Hesselink, 20, spent her summer researching the autumn olive at the institute, a natural area of 661 acres of wetlands, forests, marshes, streams, lakes and prairies crisscrossed by seven miles of trails and anchored by a spacious, modern visitor’s center.

The species is thriving at the institute too, and what her research, and that of Dornbos has shown, is that autumn olive—a woody shrub introduced to America from Asia in the 1830s as an ornamental plant—aggressively colonizes both meadows and the forest understory. “This academic project is to figure out why it’s so competitive is these different areas,” said Hesselink. “If we figure that out, we can figure out what areas are risk areas.”

Gobbling CO2

Key to the autumn olive’s aggression is the rate at which it does photosynthesis, the conversion of light energy and carbon dioxide (CO2) into sugar. Dornbos and Hesselink are measuring the rate of photosynthesis of the invasive species versus its woody shrub competitors.

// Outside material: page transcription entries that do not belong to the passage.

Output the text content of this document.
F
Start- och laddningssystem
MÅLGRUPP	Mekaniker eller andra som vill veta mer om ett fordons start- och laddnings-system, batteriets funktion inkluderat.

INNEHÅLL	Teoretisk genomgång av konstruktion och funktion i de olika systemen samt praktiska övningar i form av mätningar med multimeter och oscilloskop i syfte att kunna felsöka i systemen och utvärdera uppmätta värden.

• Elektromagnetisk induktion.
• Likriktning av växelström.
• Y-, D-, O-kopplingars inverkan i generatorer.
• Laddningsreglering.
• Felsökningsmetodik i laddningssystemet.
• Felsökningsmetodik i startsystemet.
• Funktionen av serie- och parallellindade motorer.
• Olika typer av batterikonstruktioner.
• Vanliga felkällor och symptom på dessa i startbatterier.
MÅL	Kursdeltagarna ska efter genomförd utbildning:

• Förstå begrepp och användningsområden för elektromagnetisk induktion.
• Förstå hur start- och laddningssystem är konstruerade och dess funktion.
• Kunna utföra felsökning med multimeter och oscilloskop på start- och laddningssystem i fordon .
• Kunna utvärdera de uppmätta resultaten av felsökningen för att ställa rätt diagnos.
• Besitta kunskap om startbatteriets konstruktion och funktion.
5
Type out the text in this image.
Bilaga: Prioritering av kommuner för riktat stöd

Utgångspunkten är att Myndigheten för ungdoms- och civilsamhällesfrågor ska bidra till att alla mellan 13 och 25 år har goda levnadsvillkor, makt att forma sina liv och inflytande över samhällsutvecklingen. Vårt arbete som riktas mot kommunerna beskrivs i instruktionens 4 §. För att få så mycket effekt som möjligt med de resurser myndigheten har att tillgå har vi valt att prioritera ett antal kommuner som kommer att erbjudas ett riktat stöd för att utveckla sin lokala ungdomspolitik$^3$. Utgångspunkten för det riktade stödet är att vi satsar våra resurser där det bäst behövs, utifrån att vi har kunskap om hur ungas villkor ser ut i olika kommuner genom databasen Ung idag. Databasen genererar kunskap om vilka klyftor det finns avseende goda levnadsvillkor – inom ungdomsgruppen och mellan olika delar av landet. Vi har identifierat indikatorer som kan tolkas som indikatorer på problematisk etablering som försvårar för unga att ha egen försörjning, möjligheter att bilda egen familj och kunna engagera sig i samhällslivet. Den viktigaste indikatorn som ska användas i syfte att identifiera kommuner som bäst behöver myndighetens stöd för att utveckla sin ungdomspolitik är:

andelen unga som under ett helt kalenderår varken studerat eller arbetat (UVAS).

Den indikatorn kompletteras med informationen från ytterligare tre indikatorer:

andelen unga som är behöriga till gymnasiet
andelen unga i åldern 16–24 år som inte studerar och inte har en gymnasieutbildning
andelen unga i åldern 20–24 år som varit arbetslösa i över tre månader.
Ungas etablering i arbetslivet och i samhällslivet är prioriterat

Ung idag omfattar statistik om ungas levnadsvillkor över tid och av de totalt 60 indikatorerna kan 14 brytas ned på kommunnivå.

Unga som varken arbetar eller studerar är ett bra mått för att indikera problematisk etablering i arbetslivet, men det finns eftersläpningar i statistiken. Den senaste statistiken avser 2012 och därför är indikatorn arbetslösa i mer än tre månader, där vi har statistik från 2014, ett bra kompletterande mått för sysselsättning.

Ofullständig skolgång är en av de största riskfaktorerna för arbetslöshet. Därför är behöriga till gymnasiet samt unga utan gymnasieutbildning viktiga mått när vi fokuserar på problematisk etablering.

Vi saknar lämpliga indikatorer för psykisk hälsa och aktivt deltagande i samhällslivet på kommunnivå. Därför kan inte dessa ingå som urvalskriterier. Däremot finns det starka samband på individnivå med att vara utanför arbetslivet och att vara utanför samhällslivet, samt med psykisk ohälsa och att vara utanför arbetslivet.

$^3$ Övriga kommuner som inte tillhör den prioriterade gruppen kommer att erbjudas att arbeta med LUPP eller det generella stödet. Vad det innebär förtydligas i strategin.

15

“In the meadow,” he said, “there are two or three plants that can do photosynthesis as fast as autumn olive, but there’s nothing faster.”

Reading the trees

The real story, however, is the forest understory, where Dornbos took readings from leaves on a variety of shrubs, using a device that measures CO2 going into a leaf and water coming out: Beech; 27. White Ash; 29, 30. Red Maple; 31, 26. Oak; 37, 34. Autumn Olive; 55, 52, 56, 57. (Hesselink also grinds up leaves from the plant and measures the result for chlorophyll.)

“Everybody in land conservancy, they know about autumn olive in the meadows…,” said Dornbos. “I don’t think that’s the real problem. I think the problem is in the understory of the native forest.” He gestured toward the more heavily forested area nearby: “In two years time, this went from 40 percent un-infested to 20 percent un-infested,” he said.

It isn’t possible to eradicate autumn olive altogether, said Dornbos. “It’s like zebra mussels …; you’re can’t get them out of Lake Michigan.” The solution, he said, is to prevent the invader from getting started.

Researching through URGE

Hesselink, who was given a $3,000 stipend from Undergraduate Research Grants for the Environment (URGE), a program of the institute, has handled the majority of the research on the autumn olive; her work will be published in an academic journal.

She spent the summer living in Hyla House, a farmhouse belonging to the institute with student researchers from Aquinas College, Grand Valley State University, Western Michigan University, Valparaiso University and Albion College. The students work on a range of biology projects. “We’re hoping to raise the next generation of scientists,” said Matt Dykstra, the education director for the institute.

When she’s not stalking invasive species, Hesselink is fishing and hiking with her colleagues. “I went frog catching with the frog catchers,” she said. “They have to go out at night.” She enjoys the rural setting and pastimes, she added.

Hands-on learning

“It’s not an opportunity for everyone,” said Dornbos, who has worked with two other students over the previous summers, researching autumn olive. “It’s a little remote. It can be a little scary. I don’t know that everyone would gravitate toward it.”  He does think the URGE program is an effective teacher: “You can’t learn biology unless you do it. It’s not a bunch of facts,” he said. “That’s what any summer research program is all about.”